La scoperta del nostro centro interiore ci rimette nella vita attiva in un modo nuovo. Rimaniamo legati alla nostra umanità e corporalità ma in un modo nuovo.

Non darmi né povertà né ricchezza, ma fammi avere il cibo necessario, perché, una volta sazio, io non ti rinneghi e dica "Chi è il Signore?" Oppure ridotto all’indigenza, non rubi e profani il nome del mio Dio. (pro 30, 8 – 9)

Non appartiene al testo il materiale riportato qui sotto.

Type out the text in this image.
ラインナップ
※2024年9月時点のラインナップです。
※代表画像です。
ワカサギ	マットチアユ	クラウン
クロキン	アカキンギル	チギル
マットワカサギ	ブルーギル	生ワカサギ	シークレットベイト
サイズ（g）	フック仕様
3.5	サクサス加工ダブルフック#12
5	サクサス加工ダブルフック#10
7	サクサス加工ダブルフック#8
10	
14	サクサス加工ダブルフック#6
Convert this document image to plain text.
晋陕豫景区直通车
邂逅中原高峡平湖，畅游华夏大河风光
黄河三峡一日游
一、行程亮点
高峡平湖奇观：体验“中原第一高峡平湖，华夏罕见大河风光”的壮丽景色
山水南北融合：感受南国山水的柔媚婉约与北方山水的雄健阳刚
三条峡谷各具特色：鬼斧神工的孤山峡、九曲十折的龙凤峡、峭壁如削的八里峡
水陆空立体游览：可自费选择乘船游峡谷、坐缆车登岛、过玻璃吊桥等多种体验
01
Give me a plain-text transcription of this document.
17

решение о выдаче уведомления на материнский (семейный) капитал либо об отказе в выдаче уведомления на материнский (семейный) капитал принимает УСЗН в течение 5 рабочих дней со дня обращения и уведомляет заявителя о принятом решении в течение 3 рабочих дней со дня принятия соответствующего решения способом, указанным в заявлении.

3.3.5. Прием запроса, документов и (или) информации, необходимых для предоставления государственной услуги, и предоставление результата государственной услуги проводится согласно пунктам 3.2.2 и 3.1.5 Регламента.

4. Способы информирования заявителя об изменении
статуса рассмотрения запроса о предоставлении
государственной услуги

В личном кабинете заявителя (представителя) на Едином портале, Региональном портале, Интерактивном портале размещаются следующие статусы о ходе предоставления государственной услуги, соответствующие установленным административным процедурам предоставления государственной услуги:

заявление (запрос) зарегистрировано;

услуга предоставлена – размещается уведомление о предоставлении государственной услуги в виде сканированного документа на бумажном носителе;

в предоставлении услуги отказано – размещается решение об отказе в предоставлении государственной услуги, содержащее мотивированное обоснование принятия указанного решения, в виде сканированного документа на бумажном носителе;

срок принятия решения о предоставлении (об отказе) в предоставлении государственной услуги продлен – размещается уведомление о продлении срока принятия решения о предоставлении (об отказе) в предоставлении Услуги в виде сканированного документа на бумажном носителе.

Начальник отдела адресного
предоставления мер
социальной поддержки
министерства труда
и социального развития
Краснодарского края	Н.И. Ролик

Può darsi che, nel desiderio di essere libero, qualcuno veda il suo bisogno dell’aiuto di Dio come un fallimento. La verità è che non possiamo fare a meno della Sua gioia, della Sua pace, del Suo amore. Tutto il resto non conta, non è nulla. Ogni nostra attività umana ha un senso se direzionata al raggiungimento di questa realtà.

Rimaniamo bisognosi di cose materiali, mentre il nostro cuore arde dal desiderio per la Sua presenza. Signore, lampada dei nostri passi, luce del nostro cammino, ti ringraziamo perché ci sei Padre.